La BBC affirme également que plusieurs personnes seraient mortes dans une zone de l’enclave sous contrôle espagnol, et que leurs corps auraient ensuite été ramenés au Maroc par des policiers marocains. «Absolument personne, que cela soit la Garde civile (espagnole), la Gendarmerie (marocaine), le parquet ou le Défenseur des droits ne soutient que les morts ont eu lieu en territoire espagnol», a répondu le ministère, affirmant de nouveau que les forces de l’ordre espagnoles avaient agi «de manière proportionnée et conforme à la loi» face à un «assaut violent».
Le 24 juin, près de 2.000 clandestins originaires en majorité du Soudan avaient tenté de franchir la frontière séparant le Maroc de l’enclave de Melilla. Ce drame, le plus meurtrier jamais enregistré lors d’une des nombreuses tentatives d’intrusion de migrants à Melilla et dans l’enclave espagnole voisine de Ceuta, avait suscité de vives critiques de la part des associations de défense des droits humains, mais aussi de l’ONU et de l’Union africaine.
Cette tentative d’intrusion, précédée de violents heurts entre migrants et forces marocaines dans des campements clandestins installés aux alentours de Nador, avait fait 23 morts selon les autorités marocaines – 27 d’après l’AMDH, principale association indépendante de défense des droits humains au Maroc.

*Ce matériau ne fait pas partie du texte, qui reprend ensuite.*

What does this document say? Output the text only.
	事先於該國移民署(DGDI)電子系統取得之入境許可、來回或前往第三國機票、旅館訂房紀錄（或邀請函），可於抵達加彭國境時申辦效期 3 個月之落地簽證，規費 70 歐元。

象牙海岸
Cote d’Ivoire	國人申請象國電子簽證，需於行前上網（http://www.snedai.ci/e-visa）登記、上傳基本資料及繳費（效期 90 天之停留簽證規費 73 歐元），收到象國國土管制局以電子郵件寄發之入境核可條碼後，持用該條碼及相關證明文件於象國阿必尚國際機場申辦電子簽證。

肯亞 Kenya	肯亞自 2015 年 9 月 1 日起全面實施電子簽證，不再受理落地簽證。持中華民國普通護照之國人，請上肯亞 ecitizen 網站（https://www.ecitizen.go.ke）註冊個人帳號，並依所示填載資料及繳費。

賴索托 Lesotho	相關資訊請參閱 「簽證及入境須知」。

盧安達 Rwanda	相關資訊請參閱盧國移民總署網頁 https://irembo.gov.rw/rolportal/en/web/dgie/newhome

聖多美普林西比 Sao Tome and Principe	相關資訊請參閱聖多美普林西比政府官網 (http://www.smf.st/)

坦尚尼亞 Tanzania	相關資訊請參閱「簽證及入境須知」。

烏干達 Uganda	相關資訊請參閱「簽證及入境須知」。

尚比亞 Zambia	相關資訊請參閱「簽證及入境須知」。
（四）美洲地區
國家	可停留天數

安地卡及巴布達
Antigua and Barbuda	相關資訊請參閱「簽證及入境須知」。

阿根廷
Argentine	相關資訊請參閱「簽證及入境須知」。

Mais des experts indépendants, nommés par le Conseil des droits de l’homme de l’ONU, ont évoqué lundi dernier un bilan d’au moins 37 morts.
«Des dizaines d’autres ont été blessés en raison d’un usage excessif et mortel de la force par les autorités marocaines et espagnoles», ont souligné ces experts indépendants, nommés par le Conseil des droits de l’homme de l’ONU mais qui ne s’expriment pas au nom de l’ONU. Selon eux, «la violence documentée dans des vidéos aux portes de Melilla révèle d’une manière tragique le statu quo des frontières de l’Union européenne, l’exclusion sur une base raciale et la violence meurtrière déployée pour repousser les personnes originaires de l’Afrique et du Moyen-Orient et les autres populations non blanches». Ces personnes ont été repoussées «en violation de leurs droits garanties par le droit international des réfugiés ou des droits de l’homme», ont-ils mis en garde. «Il est alarmant qu’il n’y ait toujours pas de responsabilité concrète plusieurs mois après que des dizaines de migrants d’origine africaine, dont des réfugiés et des demandeurs d’asile, ont été tués lors de violents affrontements avec les forces de sécurité de Melilla, en Espagne», selon leur communiqué. «Une enquête approfondie, des réparations aux victimes et à leurs familles, ainsi que des garanties que cela ne se répètera pas sont demandées en vertu du droit international des droits de l’homme», ont-ils déclaré.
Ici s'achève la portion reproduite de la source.